Jewish rules of the marriages between relatives practically coincide with the rules of Lutherans. For more details one may consult their Commandments.


Cross-religious marriages

The people belonging to the Russian Orthodox Church could marry only other Christians except the Old-believers. In case of cross-religious marriage the non-Orthodox part signed special promise that he/she will bring up the eventual children as Orthodox. Since 1905, when the conversion from Orthodox religion to other religions was allowed, the requirement not to persuade the spouse to leave the Orthodox religion was included in the promise. The proclamations should have taken place in the both churches, but only the Orthodox Priest had the right to join the couple in matrimony. In the time period 1865-1885 the signing of the above mentioned promise was not obligatory in the Baltic provinces.

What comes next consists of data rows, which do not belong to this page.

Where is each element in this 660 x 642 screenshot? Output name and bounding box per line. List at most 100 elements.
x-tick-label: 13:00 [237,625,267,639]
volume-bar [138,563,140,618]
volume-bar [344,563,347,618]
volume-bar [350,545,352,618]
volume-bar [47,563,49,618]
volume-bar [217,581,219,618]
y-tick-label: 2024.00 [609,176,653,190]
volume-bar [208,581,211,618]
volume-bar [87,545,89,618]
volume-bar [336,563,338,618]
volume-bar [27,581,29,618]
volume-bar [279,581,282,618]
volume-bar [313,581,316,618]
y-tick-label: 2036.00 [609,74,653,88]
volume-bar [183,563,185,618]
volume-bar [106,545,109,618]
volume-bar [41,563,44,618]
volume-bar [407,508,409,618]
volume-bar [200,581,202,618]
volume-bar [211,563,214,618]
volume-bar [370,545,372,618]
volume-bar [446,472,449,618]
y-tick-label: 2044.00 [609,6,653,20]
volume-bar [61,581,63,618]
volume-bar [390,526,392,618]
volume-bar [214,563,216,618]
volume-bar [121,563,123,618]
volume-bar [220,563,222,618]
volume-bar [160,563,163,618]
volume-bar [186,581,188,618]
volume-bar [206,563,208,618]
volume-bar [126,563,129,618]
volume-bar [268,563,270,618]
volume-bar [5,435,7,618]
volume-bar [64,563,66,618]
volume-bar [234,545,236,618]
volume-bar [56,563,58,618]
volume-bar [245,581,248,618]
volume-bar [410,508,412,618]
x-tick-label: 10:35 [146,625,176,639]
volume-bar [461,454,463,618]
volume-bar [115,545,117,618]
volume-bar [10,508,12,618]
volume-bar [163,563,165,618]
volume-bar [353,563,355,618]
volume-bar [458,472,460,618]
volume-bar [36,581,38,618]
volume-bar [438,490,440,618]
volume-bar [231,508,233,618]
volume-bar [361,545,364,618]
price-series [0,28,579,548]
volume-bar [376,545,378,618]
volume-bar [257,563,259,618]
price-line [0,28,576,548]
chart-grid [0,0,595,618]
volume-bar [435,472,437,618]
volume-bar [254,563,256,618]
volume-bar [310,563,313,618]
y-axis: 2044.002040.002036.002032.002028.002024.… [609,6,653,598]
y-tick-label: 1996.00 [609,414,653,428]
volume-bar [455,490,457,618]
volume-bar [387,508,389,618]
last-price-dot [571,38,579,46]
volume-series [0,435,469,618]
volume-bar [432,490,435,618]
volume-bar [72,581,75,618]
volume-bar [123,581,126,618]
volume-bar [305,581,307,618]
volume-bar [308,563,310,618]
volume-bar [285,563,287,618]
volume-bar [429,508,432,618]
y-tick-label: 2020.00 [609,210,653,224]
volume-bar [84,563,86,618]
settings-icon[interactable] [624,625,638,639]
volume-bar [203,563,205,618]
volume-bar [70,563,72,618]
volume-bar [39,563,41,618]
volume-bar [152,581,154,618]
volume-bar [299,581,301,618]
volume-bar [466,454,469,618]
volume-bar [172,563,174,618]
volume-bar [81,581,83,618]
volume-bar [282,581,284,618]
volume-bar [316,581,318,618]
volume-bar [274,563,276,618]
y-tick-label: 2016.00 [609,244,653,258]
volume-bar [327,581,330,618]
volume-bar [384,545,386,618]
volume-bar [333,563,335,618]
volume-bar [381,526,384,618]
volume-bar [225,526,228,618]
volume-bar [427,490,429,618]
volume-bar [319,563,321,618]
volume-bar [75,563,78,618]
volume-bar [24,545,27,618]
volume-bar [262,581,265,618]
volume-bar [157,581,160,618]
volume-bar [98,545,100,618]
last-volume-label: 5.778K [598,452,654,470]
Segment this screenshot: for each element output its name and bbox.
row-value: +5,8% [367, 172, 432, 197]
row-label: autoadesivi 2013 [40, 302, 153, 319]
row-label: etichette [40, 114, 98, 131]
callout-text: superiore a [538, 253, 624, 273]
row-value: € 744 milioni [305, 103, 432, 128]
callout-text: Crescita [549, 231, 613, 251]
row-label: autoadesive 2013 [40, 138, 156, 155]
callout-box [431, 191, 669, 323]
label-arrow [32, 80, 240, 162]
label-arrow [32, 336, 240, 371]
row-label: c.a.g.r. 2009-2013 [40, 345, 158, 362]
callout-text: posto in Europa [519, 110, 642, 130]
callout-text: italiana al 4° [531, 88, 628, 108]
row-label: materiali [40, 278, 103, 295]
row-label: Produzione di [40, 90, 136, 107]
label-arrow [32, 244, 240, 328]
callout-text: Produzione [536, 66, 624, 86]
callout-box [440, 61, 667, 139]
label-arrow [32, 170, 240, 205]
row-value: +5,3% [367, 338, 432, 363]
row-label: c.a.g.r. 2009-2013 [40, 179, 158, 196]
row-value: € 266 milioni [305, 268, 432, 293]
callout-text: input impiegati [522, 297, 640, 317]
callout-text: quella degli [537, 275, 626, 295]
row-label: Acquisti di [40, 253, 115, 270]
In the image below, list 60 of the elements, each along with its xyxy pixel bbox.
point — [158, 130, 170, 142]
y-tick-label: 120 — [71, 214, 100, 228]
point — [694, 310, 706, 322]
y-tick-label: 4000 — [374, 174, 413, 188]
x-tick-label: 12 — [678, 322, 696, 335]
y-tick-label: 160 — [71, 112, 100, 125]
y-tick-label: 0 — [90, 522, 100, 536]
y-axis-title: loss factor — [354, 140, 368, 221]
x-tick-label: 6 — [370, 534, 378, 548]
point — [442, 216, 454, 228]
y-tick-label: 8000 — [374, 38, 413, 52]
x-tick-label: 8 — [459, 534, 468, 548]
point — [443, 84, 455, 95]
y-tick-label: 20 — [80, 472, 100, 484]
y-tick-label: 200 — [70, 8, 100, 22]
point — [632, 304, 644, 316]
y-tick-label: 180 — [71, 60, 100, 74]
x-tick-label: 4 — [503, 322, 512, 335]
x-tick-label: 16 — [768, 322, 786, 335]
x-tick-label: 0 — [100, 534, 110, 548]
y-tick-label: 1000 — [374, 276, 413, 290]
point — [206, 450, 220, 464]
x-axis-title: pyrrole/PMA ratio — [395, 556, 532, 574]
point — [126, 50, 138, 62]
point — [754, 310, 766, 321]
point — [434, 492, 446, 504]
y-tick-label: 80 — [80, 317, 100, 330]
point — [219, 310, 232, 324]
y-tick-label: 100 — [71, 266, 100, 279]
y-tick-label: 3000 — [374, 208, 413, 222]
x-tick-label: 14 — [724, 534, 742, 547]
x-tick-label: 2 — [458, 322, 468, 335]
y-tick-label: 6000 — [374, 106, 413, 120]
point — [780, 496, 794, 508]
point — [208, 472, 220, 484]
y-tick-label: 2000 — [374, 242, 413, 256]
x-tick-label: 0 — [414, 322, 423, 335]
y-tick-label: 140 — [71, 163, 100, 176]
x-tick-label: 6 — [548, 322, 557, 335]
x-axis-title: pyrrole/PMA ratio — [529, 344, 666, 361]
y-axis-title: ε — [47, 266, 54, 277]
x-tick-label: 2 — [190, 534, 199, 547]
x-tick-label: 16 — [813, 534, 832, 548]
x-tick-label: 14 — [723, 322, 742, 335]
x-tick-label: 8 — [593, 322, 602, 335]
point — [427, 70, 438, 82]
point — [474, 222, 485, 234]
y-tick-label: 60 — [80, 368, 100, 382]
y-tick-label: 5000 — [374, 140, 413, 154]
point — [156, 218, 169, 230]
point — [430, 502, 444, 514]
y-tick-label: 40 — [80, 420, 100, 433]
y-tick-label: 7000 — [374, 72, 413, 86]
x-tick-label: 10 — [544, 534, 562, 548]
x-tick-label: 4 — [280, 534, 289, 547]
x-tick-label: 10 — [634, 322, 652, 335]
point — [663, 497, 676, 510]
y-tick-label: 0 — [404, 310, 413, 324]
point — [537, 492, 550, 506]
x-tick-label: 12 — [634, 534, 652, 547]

The Catholics were allowed to marry only other Christians without exceptions.

The Lutherans, unlike the Orthodox and the Catholics, tolerated marriages between Lutherans and non-Christians i.e. Jews or Muslims, but permission of the parents of both parts and permission of the Consistory was obligatory for this kind of marriage. K.Ducmanis /Ducmanis/ mentioned a case when a young Orthodox fellow converted to Lutheran Church (after 1905 when it became possible) in order to marry a Jewish girl. The Judaism does not accept marriages between Jews and Christians, but, as far as I understand, the children of the above mentioned Jewish girl, if they were not baptized, should be considered Jewish as the children of a Jewish mother, but the Law insisted they had to be baptized. The children of a Jewish father, if their mother is not Jewish, are not Jewish according to the principles of Judaism.

The special rules existed for marriages between Lutherans and Catholics in some provinces including Vitebskas province that contained Latgale. The wedding took place in the church of the bride, the sons were baptized in the religion of the father, the daughters in the religion of the mother, if the marriage contract did not provide another procedure.